Doch bevor wir das Segel setzen musste der Anker noch hoch. Ronja stand am Steuer mit Julia nebendran und ich vorne beim Ankerkasten. Alles lief super, die Ankerkette lief wie geschmiert in den Ankerkasten. Und dann kam der kleine Moment der Unachtsamkeit, die Kette lief nicht mehr in den Ankerkasten sind bildete einen kleinen Kettenhaufen direkt an Deck. Und schon blockierte die Kette und die Winsch, der Anker war schon sichtbar, wir waren frei, der Ankerplatz jedoch voll mit anderen Schiffen… Und die Anker ging weder vor noch zurück.

Letztes Jahr im Sommerurlaub hier in Galizien wären wir beiden jetzt nah an der Panik gewesen. Denn hier in Galicien „lernten“ wir erst das Ankern mit unserem Schiff im Atlantik und bauten Vertrauen auf. Mit slippendem Anker, der Crew an Land und nicht funktionierende Elektrik beim Anker hochholen lernten wir schnell und viel.

Und jetzt stand ich vorne und nichts ging mehr. Also erstmal Handschuh holen und die Kette mittels Palstek gesichert. Jetzt hatte ich Ruhe nachzudenken und an den drei Kettengliedern, die sich verkantet hatten, rumzurütteln mit der inständigen Bitte, dass sie sich doch bitte bequemen wieder in den Ankerkasten zu flutschen. Kurz bevor sich der Gedanke „Ich hol jetzt den Eisenhammer“ in meinem Kopf manifestierte, lockerte sich das erste Kettenglied, dann das zweite und das Dritte folgte. Erleichtert legte ich die Kette wieder auf die Ankerwinch, löste den Palstek und das Manöver konnte fortgesetzt werden.

Julia hatte inzwischen von Ronja das Ruder übernommen und hielt die ganze Zeit das Boot stabil an Ort und Stelle. Der Anker kam also hoch, doch leider falsch rum, mit der Schaufel nach vorne. Da wir keinen Ankerswiffel haben, drehte er sich auch nicht von alleine. Also nochmal mit Manneskraft die Kette kurz gehoben, um 90°C gedreht und endlich war der Anker sicher oben und gesichert. Das Ganze ging ohne Schreien, völlig in Ruhe, Schritt für Schritt. Von außen waren es wahrscheinlich nur 3 Minuten. Für mich fühlte es sich wie eine Ewigkeit an.

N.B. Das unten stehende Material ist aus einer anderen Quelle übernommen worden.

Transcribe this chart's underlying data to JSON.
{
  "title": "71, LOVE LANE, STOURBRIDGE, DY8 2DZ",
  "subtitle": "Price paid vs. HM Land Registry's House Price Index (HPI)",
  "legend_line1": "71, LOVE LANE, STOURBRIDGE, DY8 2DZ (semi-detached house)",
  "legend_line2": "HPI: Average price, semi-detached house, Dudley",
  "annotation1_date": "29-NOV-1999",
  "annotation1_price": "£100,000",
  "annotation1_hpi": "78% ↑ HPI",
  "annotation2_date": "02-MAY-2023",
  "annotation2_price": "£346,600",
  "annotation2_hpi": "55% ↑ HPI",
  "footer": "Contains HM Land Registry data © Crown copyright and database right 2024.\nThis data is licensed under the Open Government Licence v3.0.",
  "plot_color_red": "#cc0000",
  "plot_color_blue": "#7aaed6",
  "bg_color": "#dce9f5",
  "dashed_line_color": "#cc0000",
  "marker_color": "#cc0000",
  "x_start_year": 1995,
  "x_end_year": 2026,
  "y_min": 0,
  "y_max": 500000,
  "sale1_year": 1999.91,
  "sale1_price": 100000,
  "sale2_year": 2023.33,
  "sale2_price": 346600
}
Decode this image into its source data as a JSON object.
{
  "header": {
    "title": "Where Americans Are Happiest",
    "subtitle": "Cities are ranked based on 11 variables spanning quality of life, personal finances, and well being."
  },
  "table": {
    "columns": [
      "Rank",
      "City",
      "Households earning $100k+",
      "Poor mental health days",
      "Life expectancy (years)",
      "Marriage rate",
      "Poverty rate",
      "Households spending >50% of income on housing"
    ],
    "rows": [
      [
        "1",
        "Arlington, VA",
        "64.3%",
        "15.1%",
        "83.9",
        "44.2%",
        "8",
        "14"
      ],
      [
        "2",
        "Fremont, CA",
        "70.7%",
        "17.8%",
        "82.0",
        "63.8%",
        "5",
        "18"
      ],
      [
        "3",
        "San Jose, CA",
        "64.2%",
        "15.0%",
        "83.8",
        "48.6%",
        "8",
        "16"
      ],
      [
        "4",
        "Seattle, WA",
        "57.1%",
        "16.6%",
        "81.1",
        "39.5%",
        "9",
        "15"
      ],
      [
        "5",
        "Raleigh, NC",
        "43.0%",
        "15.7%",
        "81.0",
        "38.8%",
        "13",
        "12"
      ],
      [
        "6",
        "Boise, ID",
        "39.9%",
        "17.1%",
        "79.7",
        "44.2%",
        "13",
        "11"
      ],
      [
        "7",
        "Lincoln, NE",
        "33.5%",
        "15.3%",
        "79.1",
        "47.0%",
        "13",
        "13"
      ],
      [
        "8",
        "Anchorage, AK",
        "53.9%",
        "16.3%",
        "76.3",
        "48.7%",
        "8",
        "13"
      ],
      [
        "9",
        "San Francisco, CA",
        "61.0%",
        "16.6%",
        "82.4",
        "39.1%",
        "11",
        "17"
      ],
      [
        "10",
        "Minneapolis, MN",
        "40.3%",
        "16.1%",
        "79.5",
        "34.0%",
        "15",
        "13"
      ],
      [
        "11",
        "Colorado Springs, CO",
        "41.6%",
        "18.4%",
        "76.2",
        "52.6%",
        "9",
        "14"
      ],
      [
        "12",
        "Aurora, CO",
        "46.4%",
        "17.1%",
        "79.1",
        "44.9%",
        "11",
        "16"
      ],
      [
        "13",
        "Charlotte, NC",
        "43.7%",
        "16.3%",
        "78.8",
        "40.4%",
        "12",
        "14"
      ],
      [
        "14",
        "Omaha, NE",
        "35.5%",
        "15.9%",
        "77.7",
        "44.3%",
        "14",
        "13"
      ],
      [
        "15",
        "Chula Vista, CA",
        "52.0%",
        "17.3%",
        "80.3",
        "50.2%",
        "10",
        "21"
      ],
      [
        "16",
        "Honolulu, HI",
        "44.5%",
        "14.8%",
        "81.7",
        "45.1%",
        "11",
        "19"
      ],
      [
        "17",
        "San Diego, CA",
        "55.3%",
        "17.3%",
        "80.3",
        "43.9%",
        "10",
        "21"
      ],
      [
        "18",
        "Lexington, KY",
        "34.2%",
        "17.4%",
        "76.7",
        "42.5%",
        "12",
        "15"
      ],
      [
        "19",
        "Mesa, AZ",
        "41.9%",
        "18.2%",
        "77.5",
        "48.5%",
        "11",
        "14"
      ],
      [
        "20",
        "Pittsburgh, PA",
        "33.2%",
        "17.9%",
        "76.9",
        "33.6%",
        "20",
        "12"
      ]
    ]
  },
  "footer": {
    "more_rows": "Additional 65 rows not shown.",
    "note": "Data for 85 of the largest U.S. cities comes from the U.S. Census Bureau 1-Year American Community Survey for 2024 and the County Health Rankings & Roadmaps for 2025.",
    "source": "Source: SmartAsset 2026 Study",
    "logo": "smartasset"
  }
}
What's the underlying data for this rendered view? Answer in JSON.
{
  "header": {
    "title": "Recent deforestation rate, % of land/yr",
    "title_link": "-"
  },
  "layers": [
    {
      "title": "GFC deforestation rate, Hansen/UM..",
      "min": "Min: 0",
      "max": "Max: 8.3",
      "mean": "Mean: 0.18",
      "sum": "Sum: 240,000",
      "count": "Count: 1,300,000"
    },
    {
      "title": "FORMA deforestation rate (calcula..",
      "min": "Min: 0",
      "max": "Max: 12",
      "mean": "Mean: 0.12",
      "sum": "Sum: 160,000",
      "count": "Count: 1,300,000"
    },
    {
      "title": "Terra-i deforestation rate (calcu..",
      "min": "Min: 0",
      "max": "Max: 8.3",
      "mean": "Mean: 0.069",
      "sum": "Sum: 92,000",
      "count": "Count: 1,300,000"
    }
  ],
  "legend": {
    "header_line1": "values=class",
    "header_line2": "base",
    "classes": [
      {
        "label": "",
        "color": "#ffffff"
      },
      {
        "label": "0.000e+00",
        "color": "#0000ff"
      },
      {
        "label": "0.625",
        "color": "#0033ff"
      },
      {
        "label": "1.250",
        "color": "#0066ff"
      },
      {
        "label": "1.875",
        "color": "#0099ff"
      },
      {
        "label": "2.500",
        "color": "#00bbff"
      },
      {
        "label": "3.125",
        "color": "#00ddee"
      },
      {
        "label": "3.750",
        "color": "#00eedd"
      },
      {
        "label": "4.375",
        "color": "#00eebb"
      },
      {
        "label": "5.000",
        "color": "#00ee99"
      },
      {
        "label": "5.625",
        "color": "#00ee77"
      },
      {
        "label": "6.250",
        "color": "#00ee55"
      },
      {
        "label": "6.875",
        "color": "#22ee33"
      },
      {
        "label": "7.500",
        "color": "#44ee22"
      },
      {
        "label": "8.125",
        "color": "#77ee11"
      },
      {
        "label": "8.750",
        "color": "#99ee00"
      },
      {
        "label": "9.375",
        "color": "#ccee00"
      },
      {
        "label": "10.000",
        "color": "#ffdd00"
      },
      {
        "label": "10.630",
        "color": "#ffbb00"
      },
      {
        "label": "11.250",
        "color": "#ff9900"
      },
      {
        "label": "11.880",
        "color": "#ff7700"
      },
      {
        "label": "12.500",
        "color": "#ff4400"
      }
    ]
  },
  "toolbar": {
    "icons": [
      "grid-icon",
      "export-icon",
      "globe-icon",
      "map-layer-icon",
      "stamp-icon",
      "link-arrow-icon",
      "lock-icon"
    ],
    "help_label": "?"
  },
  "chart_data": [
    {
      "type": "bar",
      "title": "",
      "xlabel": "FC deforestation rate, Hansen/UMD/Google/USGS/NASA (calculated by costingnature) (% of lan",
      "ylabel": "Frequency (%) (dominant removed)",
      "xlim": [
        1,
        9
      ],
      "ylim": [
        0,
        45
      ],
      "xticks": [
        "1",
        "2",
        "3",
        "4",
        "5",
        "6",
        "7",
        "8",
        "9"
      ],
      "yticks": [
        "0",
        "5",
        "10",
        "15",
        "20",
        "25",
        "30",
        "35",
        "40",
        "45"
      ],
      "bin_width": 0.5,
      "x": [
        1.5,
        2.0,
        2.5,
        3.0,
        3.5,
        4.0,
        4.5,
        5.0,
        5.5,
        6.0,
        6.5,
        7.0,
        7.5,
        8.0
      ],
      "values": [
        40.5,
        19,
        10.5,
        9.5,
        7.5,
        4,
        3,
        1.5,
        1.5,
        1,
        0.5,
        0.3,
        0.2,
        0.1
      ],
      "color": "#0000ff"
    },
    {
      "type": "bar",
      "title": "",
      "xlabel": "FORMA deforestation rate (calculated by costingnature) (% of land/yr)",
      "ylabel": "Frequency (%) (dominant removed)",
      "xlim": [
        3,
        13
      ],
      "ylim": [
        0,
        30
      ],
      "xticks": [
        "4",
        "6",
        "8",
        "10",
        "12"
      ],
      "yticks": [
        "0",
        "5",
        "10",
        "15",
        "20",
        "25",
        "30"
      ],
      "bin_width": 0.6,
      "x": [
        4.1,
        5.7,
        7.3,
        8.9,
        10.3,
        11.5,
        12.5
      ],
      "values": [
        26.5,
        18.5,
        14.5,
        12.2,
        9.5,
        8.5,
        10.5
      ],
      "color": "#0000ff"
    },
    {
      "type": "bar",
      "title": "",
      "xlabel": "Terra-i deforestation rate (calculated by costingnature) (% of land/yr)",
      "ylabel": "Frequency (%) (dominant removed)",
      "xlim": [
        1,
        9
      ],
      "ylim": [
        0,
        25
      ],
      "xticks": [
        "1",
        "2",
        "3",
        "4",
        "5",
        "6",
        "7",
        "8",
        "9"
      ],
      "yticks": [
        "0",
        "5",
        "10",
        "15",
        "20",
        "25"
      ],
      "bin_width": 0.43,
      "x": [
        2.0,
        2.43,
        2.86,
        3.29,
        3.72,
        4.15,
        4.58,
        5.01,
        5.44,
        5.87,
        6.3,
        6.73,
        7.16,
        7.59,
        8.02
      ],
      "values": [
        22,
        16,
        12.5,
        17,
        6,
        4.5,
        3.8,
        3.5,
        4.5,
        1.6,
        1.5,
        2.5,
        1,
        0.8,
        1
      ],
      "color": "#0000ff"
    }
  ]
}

Nach unserer kurzen Überfahrt mit MizzenStaySail und Flaute kamen wir in der Bucht von Barra an, wo wir uns mit anderen ARC Seglern und weiteren deutschen Familiencrews verabredet hatten. BigBubble und Morian kamen direkt nach uns an, etwas später kam Luna noch und Hetoki war schon da.

Wir fuhren eine Dinghirunde  und luden alle zum AfterGlow auf unsere LADY BLUE ein mit dem Motto BYOB – Bring your own Beer. In unserer Runde holten wir auch noch die Pakete ab, die BigBubble für uns in der Marina Combarro eingesammelt hatte. Da war es wieder – das leidige Thema mit den Paketen…

Und so saßen abends die Crews von fünf Schiffen bei uns auf der Lady Blue. Alle kamen mit dem Dinghi und wir saßen bei ruhigem Wasser, vor einer Traumbucht und hatten einen wundervollen gemeinsamen Abend. Gegen halb elf fuhren alle in der Dunkelheit wieder mit dem Dinghi zu ihren Schiffen zurück. Eine schöne Gemeinschaft mit einem deutsch-englischen Sprachenmix. Offene Menschen, tolle Gespräche – ein kleiner Vorgeschmack auf die Gemeinschaft der Sailing Families und der Boatkids.

Johanna von der Hetoki hatte am Nachmittag noch Englischunterricht bei ihrer Mutter und abends saß sie mit Alegra und Athina aus England beim Uno spielen auf unserem Vorschiff. Das ist doch eine echte Motivation.

Als alle wieder auf ihren Schiffen waren und meine Mädels auch im Tiefschlaf lag ich noch lange wach und dachte über die Veränderungen nach. Es war ein schöner Tag und Schritt für Schritt kommen wir im Reisen an.